Fifty years ago this year an important campaign to gain Wolverhampton Sikh bus drivers the right to wear beards and turbans was successful.
Himmat celebrated this victory with five performances from Thursday September 26th to Sunday 29th, in the Georgian Room, Wolverhampton Art Gallery. The hour-long play was professionally-acted and directed and is suitable for adults and children 14 plus. The play was not suitable for younger children. Disturbing subjects, such as self-immolation, are central to the plot.
Himmat has been given the accolade of appearing as a preview performance for the fourth Wolverhampton Literature Festival (WOLF) which runs from 31st January to 2nd February 2020. The production was funded by Arts Council (England)

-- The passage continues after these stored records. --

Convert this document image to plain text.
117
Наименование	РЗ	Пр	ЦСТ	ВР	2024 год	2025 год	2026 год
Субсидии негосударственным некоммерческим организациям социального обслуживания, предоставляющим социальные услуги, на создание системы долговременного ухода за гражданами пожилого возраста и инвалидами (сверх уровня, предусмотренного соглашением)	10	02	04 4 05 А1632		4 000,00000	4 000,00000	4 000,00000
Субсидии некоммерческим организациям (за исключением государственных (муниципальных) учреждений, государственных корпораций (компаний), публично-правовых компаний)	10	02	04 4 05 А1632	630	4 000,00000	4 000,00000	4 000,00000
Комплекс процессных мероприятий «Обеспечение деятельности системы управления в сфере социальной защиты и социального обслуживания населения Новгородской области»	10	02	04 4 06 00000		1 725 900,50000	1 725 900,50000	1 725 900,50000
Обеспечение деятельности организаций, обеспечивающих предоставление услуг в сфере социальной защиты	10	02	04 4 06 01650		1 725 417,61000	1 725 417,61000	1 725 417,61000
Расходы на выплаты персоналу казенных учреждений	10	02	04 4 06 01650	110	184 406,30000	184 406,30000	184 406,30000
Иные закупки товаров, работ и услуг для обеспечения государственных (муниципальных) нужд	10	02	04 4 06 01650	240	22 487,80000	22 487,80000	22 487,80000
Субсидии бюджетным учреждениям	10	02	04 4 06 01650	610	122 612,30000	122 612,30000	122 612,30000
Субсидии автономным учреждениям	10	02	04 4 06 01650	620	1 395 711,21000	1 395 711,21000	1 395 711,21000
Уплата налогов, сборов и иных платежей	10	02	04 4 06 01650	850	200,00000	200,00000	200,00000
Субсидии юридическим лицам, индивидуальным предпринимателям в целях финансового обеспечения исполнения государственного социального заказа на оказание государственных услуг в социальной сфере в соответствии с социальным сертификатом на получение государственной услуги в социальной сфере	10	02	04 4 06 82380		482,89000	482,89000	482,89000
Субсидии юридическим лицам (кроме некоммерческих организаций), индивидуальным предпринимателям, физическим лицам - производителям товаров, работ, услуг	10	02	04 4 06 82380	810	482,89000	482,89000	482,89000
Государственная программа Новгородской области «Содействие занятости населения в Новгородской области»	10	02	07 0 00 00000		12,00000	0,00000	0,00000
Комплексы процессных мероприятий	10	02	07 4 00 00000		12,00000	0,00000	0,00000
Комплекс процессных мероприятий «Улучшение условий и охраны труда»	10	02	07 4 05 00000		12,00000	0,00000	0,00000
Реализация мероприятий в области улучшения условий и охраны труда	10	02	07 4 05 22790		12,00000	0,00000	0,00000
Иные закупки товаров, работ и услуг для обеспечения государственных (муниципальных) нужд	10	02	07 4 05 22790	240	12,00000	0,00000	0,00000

Here is true story behind the play and some details of both the writer (myself) and the script editor and director Eshmit Kaur and what made us want to tell this particular story.
History of the “turban incident”
In 1967 Tarsem Sandhu, a young Sikh bus driver, was sacked because he returned to work after being ill, wearing a beard and turban. Wolverhampton Corporation who ran the buses at that time said it was against uniform regulations. No drivers were allowed to have a beard or turban.
A campaign was started and supported by demonstrations in Wolverhampton (4.000 people) and Delhi.
Despite this campaign continuing for two years, by 1969 the pressure for Sikh political parties (mainly Akali Dal) the Indian High Commissioner and ordinary Wolverhampton people (mainly Sikh but also others) had failed to get the Corporation to budge.
Then Sohan Singh Jolly, a local Sikh who was a leader of the Akali Dal in Wolverhampton, threatened to burn himself to death if the ban was not lifted.
Harold Wilson, the then Prime Minister, sent his right-hand man Fernyhough (who was a pacifist and credited with counselling Wilson not to join Lyndon Johnson in the Vietnam War) to Wolverhampton to use his influence.
Whether it was the presence the PM’s envoy, or fear that Mr Jolly might carry his thereat out, that made the difference we don’t know, but the Corporation gave in and allowed Tarsem to return to work wearing the symbols of his Sikh faith. Now there are many Sikh drivers in Wolves wearing the beard and turban.
The campaign is now in its 50 anniversary year. There is information available through the city Archives and other sources. I have used this information to write the play plus other examples from my own experience (and that of others) of how discrimination affects people.
Why Eshmit and I want to tell this story in dramatic form
Eshmit Kaur is collaborating with me on the play, writing a small amount of Panjabi dialogue and generally enhancing my script. Eshmit is twenty two and I am sixty seven and she is a baptised Sikh and I am an atheist. We both believe strongly, however, in the human right to practice a religious faith without persecution or discrimination.
Wolverhampton has the second largest British Sikh community outside Southall, in London. Although not everyone with a Sikh / Panjabi background practices the Sikh faith, many people do and, of those, many men (and some women) wear a turban to show this. Women also wear headscarves as Eshmit does.
Eshmit graduated from the prestigious drama / film institution ALRA South in 2017 and has performed publicly several times. She does not, however want to act without wearing her scarf, the symbol of her Sikh belief that people should accept how God made them and therfore not cut their hair.
Because of this she is unable to take up the promising drama career she might have had. She, is however, aiming to help people by studying for a Masters in Dramatherapy at Derby university. And she will be making an appearance, as herself, in Himmat.
Eshmit’s choice: to sacrifice a mainstream drama career because of adhering to her faith, is strikingly similar to the choice many Sikh men had to make in the 50’, 60’s and 70’s: cut your hair and beard, stop wearing a turban or you won’t get work.
So both of us, as directors, as well as writers, kept this dilemma at the heart of the play.
The production is Arts Council funded.